Feb. 25, 2004
OMB Reliance on Cost-Benefit Analysis Threatens to Undermine Vital Public Protections
Public Citizen President Joan Claybrook Tells Lawmakers to Scrutinize the Underlying Biases of Regulatory Accounting
WASHINGTON, D.C. – The White House Office of Management and Budget’s (OMB) annual report to Congress is based on an analysis rife with factual deficiencies, conceptual fallacies and scientific distortions, Public Citizen President Joan Claybrook said in congressional testimony today. The report gives lawmakers a thoroughly skewed picture of the value of federal health and safety regulations and issues an invitation to industry to identify more rules to be eliminated or weakened.
In her testimony before the U.S. House Committee on Government Reform’s Subcommittee on Energy Policy, Natural Resources and Regulatory Affairs, Claybrook opposed H.R. 2432, which would mandate cost-benefit analysis, also called regulatory accounting, and take the first step toward requiring a regulatory budget. She warned that a regulatory budget, which would limit federal standards based on total estimated costs, no matter how pressing the need, is a threat to good government and the public’s well-being.
Cost-benefit analysis attempts to assign a monetary value to the costs and benefits of regulations, with an eye toward eliminating rules with a higher cost than benefit.
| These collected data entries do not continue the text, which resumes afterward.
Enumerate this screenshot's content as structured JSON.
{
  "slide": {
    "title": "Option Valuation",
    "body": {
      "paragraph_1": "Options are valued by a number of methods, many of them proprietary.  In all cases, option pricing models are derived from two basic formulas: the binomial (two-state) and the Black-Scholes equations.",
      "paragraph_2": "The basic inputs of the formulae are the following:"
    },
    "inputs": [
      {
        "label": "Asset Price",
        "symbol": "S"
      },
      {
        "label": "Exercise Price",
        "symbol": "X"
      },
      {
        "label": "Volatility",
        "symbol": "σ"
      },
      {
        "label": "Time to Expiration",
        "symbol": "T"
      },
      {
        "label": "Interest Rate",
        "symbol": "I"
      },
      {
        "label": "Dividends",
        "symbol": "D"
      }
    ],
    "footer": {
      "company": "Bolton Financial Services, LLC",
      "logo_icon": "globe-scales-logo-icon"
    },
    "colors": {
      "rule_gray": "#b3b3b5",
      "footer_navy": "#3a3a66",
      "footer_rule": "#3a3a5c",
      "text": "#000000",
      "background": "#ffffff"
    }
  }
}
The method ignores benefits that cannot be expressed in terms of money and disregards the principle that industry should bear the cost of alleviating the harm it causes.
“Regulatory accounting suffers from fatal flaws that make it useless for any purpose other than lending a false appearance of technical objectivity to a political decision that regulated industries’ interests trump the public’s interest,” Claybrook said.
OMB’s report to Congress is misleading also in that it ignores the costs to the public of scores of public health, safety and environmental protections that have been weakened and blocked during the past three years.
Claybrook highlighted two attempts by OMB to water down important highway and auto safety rules mandated by Congress:
- The TREAD Act of November 2002, passed by Congress in the wake of the Firestone tire tread separation and Ford Explorer rollover tragedy, contained a rule requiring warning systems in new vehicles that would indicate when a tire was underinflated. OMB sent the National Highway Traffic Safety Administration’s (NHTSA) proposed rule back to the agency and directed it to consider warning systems that are cheaper for automakers but only 50 percent as safe for the public. Public Citizen sued and a federal court of appeals agreed that the weak rule violated the intent of Congress.
- Congress in 1995 instructed the Federal Motor Carrier Safety Administration to improve its rules on truck drivers’ hours of service. The agency proposed new rules after spending years gathering data showing the importance of uninterrupted hours of sleep and rest periods. Following cost-benefit analysis, however, the final rule abandoned the agency’s research-based recommendations and significantly increased weekly driving time. This increases the risk of truck crashes but saves the trucking industry an estimated $1 billion annually. Public Citizen has sued the agency over the rule; the case is pending in federal court.
In 2001, OMB asked the public to nominate regulations that should be rescinded or changed. This “hit list” was a corporate wish list, Claybrook told lawmakers. Now, as manufacturing job losses become a heated political issue, OMB again has invited industry and other parties to identify rules affecting the manufacturing sector that they would like to see scaled back or eliminated.
“Stripping American workers of hard-won health, safety and environmental protections is not sound manufacturing policy,” Claybrook said. “Instead of cynically using the very real issue of job loss as an occasion to further its anti-regulatory agenda, the Bush administration should be pushing for enhanced health and safety protections and formulating safeguards that save lives.”